Le fiasco britannique

La Chambre des Communes vient de refuser pour la troisième fois l’accord signé par Theresa May avec les autorités européennes. Pour faire pression sur les députés et rallier certains opposants comme Boris Johnson, le premier ministre avait pourtant mis sa démission dans la balance. Cet échec est essentiellement dû à la division du parti conservateur sur le sujet des rapports entre l’Union européenne et la Grande-Bretagne. Et Theresa May n’a pas réussi depuis deux ans à refaire l’unité de son parti sur cette question. Cette division oppose grosso modo les idéologues aux réalistes.

Les idéologues ultralibéraux veulent une marche solitaire de leur pays dans le monde contemporain. Ils pensent que la Grande-Bretagne peut jouer sa carte seule au milieu des marchés. Ils refusent le multilatéralisme et s’inspirent de Donald Trump. Dans un monde sans règle, où seuls prévaudront les rapports de force, la Grande-Bretagne saura tirer son épingle du jeu en pratiquant une concurrence fiscale et sociale débridée vis-à-vis de ses voisins européens. Ces nostalgiques de l’Angleterre impériale croient que leur pays sera plus prospère en se tournant vers le reste du monde.

Que pèse la Grande- Bretagne vis-à-vis du monde asiatique?
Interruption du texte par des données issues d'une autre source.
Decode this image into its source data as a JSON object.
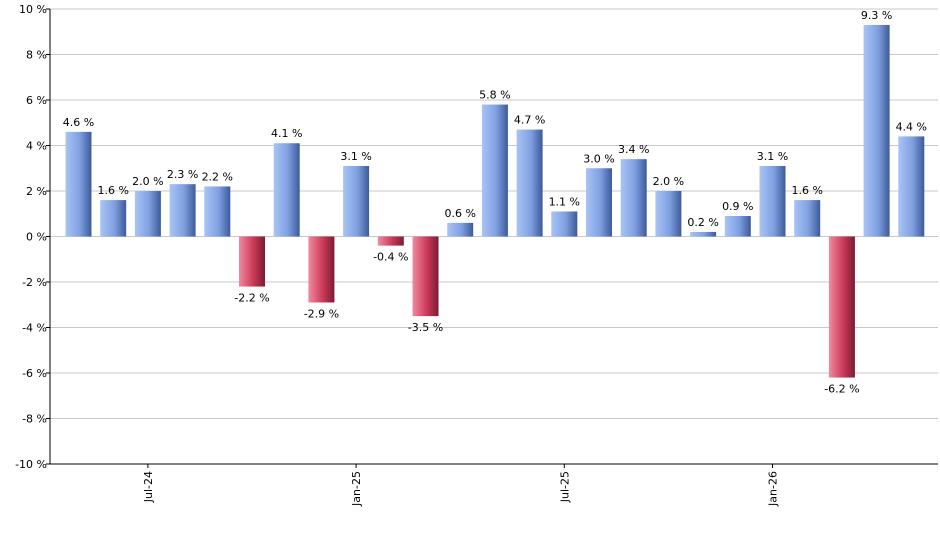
{
  "chart_data": {
    "type": "bar",
    "title": "",
    "xlabel": "",
    "ylabel": "",
    "ylim": [
      -10,
      10
    ],
    "yticks": [
      10,
      8,
      6,
      4,
      2,
      0,
      -2,
      -4,
      -6,
      -8,
      -10
    ],
    "ytick_labels": [
      "10 %",
      "8 %",
      "6 %",
      "4 %",
      "2 %",
      "0 %",
      "-2 %",
      "-4 %",
      "-6 %",
      "-8 %",
      "-10 %"
    ],
    "grid": true,
    "legend": "none",
    "values": [
      4.6,
      1.6,
      2.0,
      2.3,
      2.2,
      -2.2,
      4.1,
      -2.9,
      3.1,
      -0.4,
      -3.5,
      0.6,
      5.8,
      4.7,
      1.1,
      3.0,
      3.4,
      2.0,
      0.2,
      0.9,
      3.1,
      1.6,
      -6.2,
      9.3,
      4.4
    ],
    "value_labels": [
      "4.6 %",
      "1.6 %",
      "2.0 %",
      "2.3 %",
      "2.2 %",
      "-2.2 %",
      "4.1 %",
      "-2.9 %",
      "3.1 %",
      "-0.4 %",
      "-3.5 %",
      "0.6 %",
      "5.8 %",
      "4.7 %",
      "1.1 %",
      "3.0 %",
      "3.4 %",
      "2.0 %",
      "0.2 %",
      "0.9 %",
      "3.1 %",
      "1.6 %",
      "-6.2 %",
      "9.3 %",
      "4.4 %"
    ],
    "xtick_labels": [
      {
        "bar_index": 2,
        "label": "Jul-24"
      },
      {
        "bar_index": 8,
        "label": "Jan-25"
      },
      {
        "bar_index": 14,
        "label": "Jul-25"
      },
      {
        "bar_index": 20,
        "label": "Jan-26"
      }
    ],
    "colors": {
      "positive_light": "#a9c4f5",
      "positive_mid": "#7f9fe0",
      "positive_dark": "#3d5a9a",
      "negative_light": "#f08aa0",
      "negative_mid": "#cc3a58",
      "negative_dark": "#7a1c32",
      "grid": "#c8c8c8",
      "axis": "#000000"
    }
  }
}
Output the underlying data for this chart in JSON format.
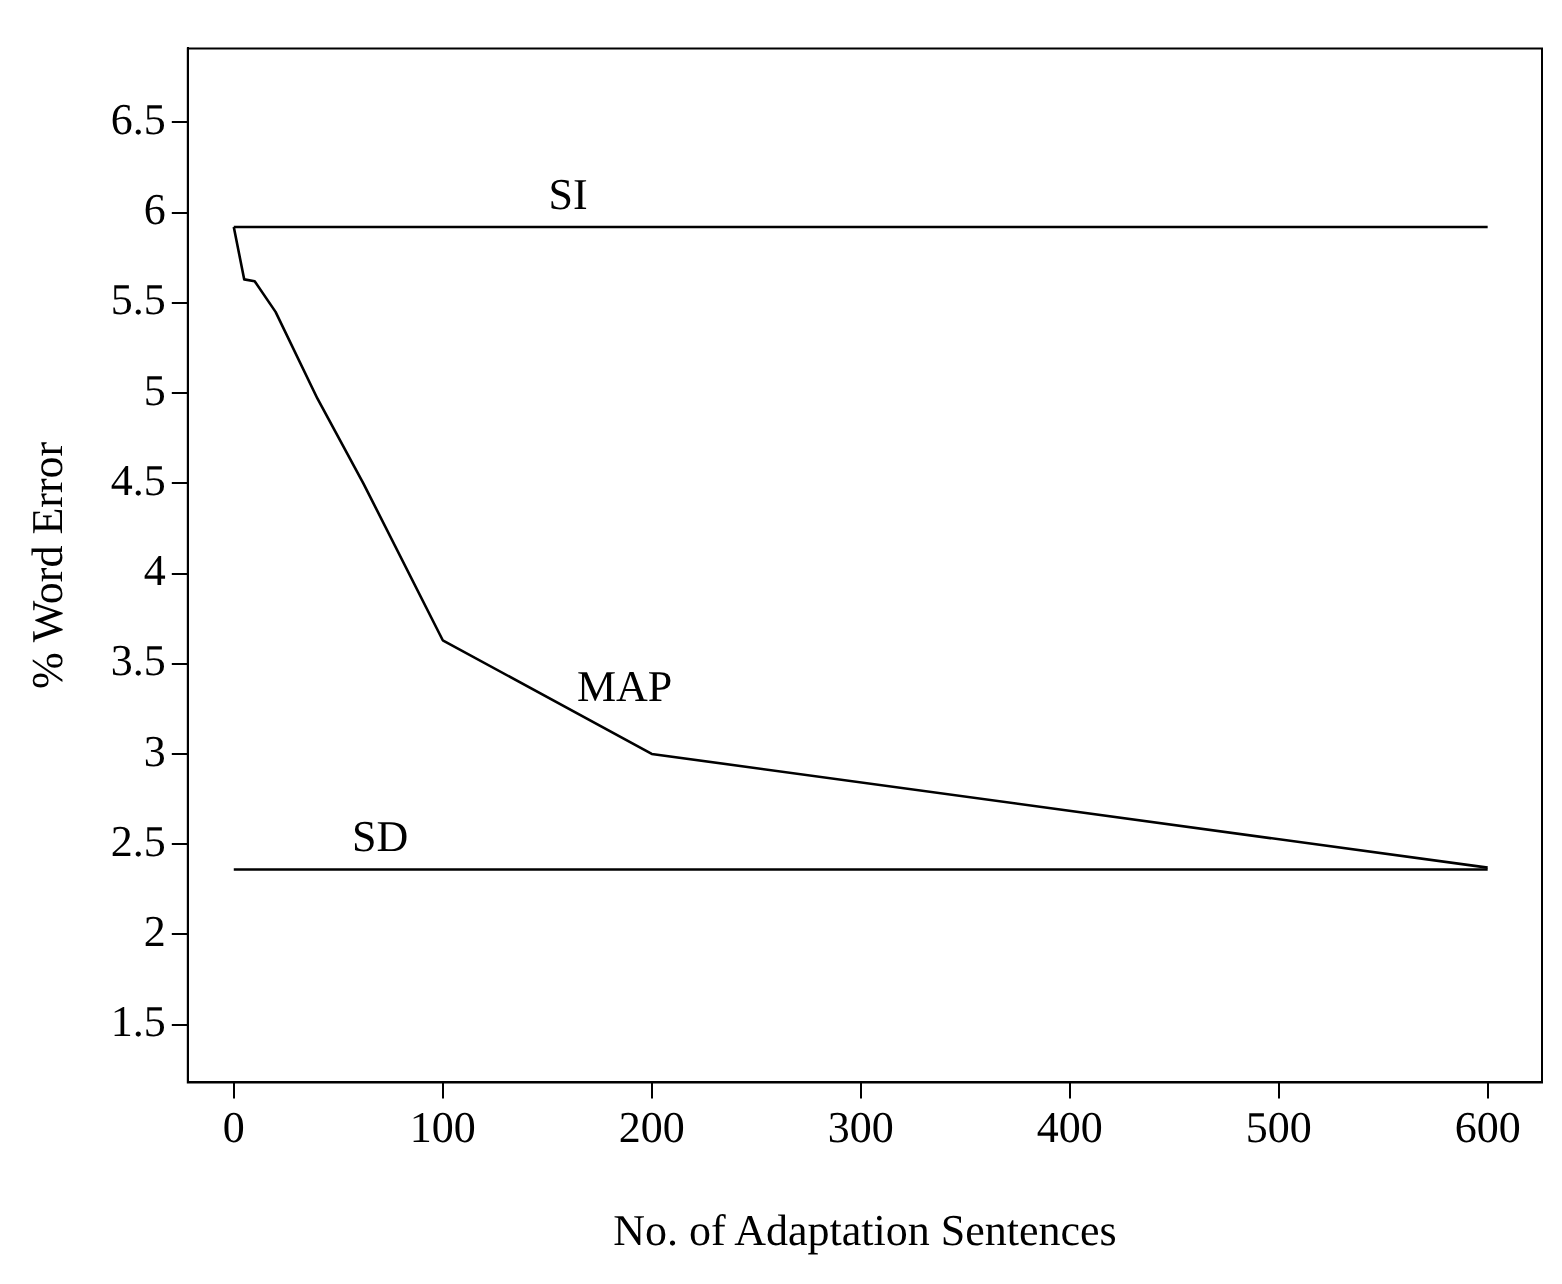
{
  "chart_data": {
    "type": "line",
    "xlabel": "No. of Adaptation Sentences",
    "ylabel": "% Word Error",
    "xlim": [
      -22,
      626
    ],
    "ylim": [
      1.18,
      6.91
    ],
    "xticks": [
      0,
      100,
      200,
      300,
      400,
      500,
      600
    ],
    "yticks": [
      1.5,
      2,
      2.5,
      3,
      3.5,
      4,
      4.5,
      5,
      5.5,
      6,
      6.5
    ],
    "grid": false,
    "legend": false,
    "marker": "none",
    "line_style": "solid",
    "series": [
      {
        "name": "SI",
        "color": "#000000",
        "x": [
          0,
          600
        ],
        "values": [
          5.92,
          5.92
        ]
      },
      {
        "name": "MAP",
        "color": "#000000",
        "x": [
          0,
          5,
          10,
          20,
          40,
          62,
          100,
          200,
          600
        ],
        "values": [
          5.92,
          5.63,
          5.62,
          5.45,
          4.97,
          4.5,
          3.63,
          3.0,
          2.37
        ]
      },
      {
        "name": "SD",
        "color": "#000000",
        "x": [
          0,
          600
        ],
        "values": [
          2.36,
          2.36
        ]
      }
    ]
  }
}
Les réalistes prennent en compte le fait que la Grande-Bretagne tisse l’essentiel de ses relations économiques et sociales avec l’Union européenne. Ils pensent donc que de bonnes relations bilatérales avec elle sont indispensables. Ils savent aussi que le royaume est profondément divisé. L’Ecosse regarde vers l’Europe et l’Irlande du Nord ne peut se permettre de faire renaître une frontière avec sa voisine du Sud qui fait partie de l’UE. Ils ont enfin conscience que le parti travailliste est en embuscade et cherche à provoquer une crise politique pour revenir au pouvoir. Une séparation de l’Union sans accord serait de ce point de vue du pain béni pour lui.
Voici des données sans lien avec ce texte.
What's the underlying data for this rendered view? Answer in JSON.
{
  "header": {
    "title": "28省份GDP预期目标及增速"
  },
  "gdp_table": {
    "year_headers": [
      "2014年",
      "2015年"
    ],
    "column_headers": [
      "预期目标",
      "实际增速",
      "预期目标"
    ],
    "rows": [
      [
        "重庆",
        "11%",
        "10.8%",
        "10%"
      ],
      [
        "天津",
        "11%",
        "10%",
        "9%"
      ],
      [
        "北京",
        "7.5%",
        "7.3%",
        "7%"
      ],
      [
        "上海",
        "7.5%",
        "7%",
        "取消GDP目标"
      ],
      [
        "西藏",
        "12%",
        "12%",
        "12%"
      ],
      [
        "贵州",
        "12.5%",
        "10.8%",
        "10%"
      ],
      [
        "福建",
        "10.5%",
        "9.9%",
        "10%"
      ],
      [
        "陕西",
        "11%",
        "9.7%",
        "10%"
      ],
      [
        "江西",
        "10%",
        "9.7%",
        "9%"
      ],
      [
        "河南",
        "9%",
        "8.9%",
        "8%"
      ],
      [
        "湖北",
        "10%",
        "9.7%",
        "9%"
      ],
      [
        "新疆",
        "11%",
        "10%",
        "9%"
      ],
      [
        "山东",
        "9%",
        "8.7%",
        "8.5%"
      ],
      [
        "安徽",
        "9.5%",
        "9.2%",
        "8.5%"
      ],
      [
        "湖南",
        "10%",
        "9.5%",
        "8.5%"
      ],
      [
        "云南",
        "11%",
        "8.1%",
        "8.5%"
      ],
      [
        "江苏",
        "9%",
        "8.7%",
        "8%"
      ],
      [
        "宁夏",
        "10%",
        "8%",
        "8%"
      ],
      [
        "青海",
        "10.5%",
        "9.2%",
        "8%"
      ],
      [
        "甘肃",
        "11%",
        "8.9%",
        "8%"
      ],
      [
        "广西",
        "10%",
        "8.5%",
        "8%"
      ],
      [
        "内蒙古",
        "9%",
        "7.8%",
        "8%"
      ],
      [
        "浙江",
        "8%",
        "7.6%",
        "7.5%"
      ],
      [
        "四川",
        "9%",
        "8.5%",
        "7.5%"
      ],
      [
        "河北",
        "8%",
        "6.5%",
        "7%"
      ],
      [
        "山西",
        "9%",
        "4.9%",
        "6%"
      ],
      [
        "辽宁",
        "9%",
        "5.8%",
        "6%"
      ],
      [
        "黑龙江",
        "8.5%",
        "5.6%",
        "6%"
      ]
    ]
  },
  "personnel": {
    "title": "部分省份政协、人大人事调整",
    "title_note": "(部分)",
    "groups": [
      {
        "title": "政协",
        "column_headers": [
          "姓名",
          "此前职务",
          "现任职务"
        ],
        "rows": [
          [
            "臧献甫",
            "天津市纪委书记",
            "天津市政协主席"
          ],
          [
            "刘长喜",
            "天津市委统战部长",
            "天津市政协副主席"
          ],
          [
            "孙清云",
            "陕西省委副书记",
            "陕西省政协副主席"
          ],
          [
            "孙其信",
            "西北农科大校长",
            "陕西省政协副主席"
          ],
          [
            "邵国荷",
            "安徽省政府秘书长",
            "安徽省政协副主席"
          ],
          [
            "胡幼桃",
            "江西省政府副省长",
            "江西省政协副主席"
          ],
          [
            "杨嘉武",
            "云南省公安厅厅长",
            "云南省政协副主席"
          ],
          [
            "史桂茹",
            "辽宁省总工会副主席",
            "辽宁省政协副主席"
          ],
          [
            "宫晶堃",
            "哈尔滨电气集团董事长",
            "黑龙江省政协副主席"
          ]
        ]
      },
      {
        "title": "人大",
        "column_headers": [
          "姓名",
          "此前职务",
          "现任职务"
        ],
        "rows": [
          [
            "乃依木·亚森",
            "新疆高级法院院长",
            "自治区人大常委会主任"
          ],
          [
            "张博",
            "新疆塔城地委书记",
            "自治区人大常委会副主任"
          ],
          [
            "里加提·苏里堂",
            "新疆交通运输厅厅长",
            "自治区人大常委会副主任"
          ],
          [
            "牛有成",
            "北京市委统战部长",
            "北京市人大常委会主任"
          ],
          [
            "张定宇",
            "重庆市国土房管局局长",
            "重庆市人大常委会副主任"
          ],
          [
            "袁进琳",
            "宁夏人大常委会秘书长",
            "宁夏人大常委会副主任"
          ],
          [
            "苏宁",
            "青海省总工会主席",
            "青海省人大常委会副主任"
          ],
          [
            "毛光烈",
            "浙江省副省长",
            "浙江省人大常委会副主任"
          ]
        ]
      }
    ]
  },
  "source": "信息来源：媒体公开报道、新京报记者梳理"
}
Theresa May a fait comme si le conflit au sein de son parti ne jetait pas aux oubliettes le bien commun du pays. Dans une telle cacophonie, elle ne pouvait réussir sa séparation d’avec l’Union européenne. Mais plus fondamentalement la majorité de ses concitoyens n’a pas compris que le monde avait profondément changé au tournant des années 2000. L’histoire ne repasse pas les plats. L’Union européenne ne disparaîtra pas malgré ses défauts et le «Brexit». Les pays d’Europe orientale en ont trop besoin vis-à-vis de la Russie. Les Italiens et les Français chercheront à en amender les règles mais ils ne la quitteront pas car le sort économique et politique de ces deux pays est intimement lié à celui de l’Europe. Nous ne sommes plus en 1940 où l’empire anglais couvrait un bon tiers du globe et était une puissance mondiale. En 2019 la Grande- Bretagne risque de se retrouver seule. Que pèse-t-elle vis-à-vis du monde asiatique? Elle était intéressante comme tête de pont de ce monde dans l’Union. En sortant de l’Union, elle perd son intérêt.
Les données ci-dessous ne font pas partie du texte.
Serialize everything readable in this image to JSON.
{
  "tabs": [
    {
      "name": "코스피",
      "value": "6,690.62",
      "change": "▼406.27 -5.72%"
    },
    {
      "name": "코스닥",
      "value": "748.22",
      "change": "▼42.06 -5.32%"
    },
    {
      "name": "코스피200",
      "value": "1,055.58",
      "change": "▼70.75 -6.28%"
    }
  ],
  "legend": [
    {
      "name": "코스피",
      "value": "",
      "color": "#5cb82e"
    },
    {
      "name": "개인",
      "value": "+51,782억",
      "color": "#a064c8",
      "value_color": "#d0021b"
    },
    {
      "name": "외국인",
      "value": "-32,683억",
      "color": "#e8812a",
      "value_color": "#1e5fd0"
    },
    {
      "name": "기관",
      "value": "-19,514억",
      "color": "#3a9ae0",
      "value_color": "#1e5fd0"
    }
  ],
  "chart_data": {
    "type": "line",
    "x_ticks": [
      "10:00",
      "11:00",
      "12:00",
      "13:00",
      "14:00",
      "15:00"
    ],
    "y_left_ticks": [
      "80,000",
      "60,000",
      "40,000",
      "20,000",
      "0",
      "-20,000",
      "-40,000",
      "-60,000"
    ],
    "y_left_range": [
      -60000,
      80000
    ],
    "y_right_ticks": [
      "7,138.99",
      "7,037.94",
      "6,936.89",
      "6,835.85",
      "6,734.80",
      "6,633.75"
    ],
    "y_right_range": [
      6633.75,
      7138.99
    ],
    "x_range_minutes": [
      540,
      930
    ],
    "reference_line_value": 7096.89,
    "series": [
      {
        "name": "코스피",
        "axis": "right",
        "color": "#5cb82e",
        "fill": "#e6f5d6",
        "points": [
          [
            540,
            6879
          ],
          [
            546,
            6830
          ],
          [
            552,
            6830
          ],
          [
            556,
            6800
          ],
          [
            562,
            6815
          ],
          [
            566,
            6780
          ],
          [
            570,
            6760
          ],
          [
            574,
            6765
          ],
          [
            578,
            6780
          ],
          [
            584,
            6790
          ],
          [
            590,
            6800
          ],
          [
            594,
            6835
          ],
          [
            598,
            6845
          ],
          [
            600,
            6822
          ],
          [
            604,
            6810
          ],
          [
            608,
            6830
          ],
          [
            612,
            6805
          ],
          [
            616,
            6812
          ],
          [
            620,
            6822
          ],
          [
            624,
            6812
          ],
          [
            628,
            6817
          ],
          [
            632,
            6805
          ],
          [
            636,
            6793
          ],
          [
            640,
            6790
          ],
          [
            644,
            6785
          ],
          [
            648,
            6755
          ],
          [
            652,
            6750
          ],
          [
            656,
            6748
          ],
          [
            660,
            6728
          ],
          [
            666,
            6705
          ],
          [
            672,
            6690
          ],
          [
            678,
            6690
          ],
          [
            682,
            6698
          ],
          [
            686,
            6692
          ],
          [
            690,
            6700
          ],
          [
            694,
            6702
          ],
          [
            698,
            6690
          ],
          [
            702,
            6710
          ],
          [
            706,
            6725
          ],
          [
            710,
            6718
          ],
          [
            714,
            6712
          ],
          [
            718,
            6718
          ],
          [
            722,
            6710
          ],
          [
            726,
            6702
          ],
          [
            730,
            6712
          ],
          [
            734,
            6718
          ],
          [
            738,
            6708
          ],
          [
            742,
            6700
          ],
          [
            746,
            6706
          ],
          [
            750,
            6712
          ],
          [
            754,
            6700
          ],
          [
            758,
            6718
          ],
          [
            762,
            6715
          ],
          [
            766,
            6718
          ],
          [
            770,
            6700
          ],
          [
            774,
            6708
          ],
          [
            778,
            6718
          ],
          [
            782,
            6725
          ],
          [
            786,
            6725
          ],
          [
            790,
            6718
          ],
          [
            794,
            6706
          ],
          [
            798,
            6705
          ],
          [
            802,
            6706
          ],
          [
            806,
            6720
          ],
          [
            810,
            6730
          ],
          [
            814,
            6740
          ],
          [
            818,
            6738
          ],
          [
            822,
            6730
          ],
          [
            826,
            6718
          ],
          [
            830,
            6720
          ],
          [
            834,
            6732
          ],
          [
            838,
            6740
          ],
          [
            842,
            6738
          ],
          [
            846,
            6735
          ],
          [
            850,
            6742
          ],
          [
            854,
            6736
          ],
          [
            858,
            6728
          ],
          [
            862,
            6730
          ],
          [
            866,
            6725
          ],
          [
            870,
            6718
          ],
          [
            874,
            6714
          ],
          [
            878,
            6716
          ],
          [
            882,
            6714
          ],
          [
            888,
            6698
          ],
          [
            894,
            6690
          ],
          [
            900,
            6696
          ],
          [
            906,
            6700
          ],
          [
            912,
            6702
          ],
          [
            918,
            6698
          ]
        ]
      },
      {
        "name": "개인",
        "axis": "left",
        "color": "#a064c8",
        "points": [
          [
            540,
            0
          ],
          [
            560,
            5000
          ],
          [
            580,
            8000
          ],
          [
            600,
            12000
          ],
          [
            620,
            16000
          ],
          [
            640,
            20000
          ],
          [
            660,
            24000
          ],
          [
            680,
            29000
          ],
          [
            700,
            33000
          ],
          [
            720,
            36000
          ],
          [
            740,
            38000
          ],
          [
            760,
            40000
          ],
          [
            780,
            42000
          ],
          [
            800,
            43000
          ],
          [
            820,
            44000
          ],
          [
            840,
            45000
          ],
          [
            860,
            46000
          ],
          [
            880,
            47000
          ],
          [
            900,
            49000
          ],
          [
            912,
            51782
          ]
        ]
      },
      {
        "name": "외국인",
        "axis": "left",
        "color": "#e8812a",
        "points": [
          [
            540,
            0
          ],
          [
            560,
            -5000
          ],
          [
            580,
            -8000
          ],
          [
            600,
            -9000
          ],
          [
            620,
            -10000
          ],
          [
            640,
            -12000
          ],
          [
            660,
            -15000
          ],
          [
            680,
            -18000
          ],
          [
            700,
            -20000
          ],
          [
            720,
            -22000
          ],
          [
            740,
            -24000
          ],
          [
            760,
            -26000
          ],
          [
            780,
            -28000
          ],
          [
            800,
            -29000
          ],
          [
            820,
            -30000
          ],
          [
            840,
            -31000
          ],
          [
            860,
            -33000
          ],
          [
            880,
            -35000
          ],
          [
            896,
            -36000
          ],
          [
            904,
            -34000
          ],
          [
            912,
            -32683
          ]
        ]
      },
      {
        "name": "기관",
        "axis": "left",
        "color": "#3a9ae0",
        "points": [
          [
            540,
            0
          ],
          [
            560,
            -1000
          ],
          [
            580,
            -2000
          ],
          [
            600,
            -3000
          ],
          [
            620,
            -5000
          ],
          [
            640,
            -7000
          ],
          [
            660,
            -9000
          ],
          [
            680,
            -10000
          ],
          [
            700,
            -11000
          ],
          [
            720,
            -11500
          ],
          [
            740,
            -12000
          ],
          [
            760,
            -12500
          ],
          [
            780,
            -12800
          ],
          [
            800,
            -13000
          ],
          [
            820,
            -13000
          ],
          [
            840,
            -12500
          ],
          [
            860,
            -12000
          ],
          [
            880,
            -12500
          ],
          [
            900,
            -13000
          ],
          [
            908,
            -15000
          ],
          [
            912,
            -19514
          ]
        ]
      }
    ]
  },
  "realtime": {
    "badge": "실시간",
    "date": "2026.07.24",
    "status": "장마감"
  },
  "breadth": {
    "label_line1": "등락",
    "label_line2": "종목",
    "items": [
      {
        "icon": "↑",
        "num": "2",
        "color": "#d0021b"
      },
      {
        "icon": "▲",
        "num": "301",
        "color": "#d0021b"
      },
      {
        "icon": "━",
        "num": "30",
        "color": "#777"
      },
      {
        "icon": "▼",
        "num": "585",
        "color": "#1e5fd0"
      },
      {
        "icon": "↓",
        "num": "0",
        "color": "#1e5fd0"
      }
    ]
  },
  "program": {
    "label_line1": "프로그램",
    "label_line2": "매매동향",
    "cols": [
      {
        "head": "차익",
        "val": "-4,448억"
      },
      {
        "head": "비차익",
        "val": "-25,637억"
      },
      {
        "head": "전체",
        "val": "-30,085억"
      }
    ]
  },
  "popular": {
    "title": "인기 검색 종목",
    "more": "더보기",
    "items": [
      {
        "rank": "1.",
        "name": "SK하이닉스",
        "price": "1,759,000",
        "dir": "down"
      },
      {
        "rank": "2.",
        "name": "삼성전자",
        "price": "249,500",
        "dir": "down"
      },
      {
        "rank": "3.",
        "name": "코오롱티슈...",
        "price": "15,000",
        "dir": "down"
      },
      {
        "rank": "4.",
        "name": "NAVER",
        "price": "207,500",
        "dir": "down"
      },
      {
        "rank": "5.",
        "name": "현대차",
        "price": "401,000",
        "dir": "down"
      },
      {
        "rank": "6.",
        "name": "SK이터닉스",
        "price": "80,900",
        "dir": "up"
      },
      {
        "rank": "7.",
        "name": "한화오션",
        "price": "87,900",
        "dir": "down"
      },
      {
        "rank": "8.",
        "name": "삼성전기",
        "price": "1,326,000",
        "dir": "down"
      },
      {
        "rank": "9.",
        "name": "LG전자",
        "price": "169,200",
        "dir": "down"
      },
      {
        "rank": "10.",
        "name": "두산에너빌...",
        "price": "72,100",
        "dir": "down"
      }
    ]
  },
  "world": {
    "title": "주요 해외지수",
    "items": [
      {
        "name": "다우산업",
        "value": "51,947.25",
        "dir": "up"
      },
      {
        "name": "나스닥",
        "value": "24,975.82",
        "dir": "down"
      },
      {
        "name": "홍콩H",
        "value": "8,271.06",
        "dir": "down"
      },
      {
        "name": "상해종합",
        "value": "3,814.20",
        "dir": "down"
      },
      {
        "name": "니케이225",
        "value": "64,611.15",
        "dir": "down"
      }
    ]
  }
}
Le parti conservateur a fait preuve d’un rare aveuglement en négligeant cette nouvelle donne géopolitique et en particulier l’émergence de l’Inde et de la Chine. Il a complètement oublié le sort de ses concitoyens vivant en Europe. L’histoire lui imputera une lourde responsabilité dans les difficultés que va rencontrer la Grande-Bretagne, quelle que soit l’issue de cette crise. Les anti-européens du parti ont prôné un divorce dont ils n’ont nullement mesuré les conséquences. Comme dans un divorce, le pays sera obligé de solder le passé avant de pouvoir se construire un avenir.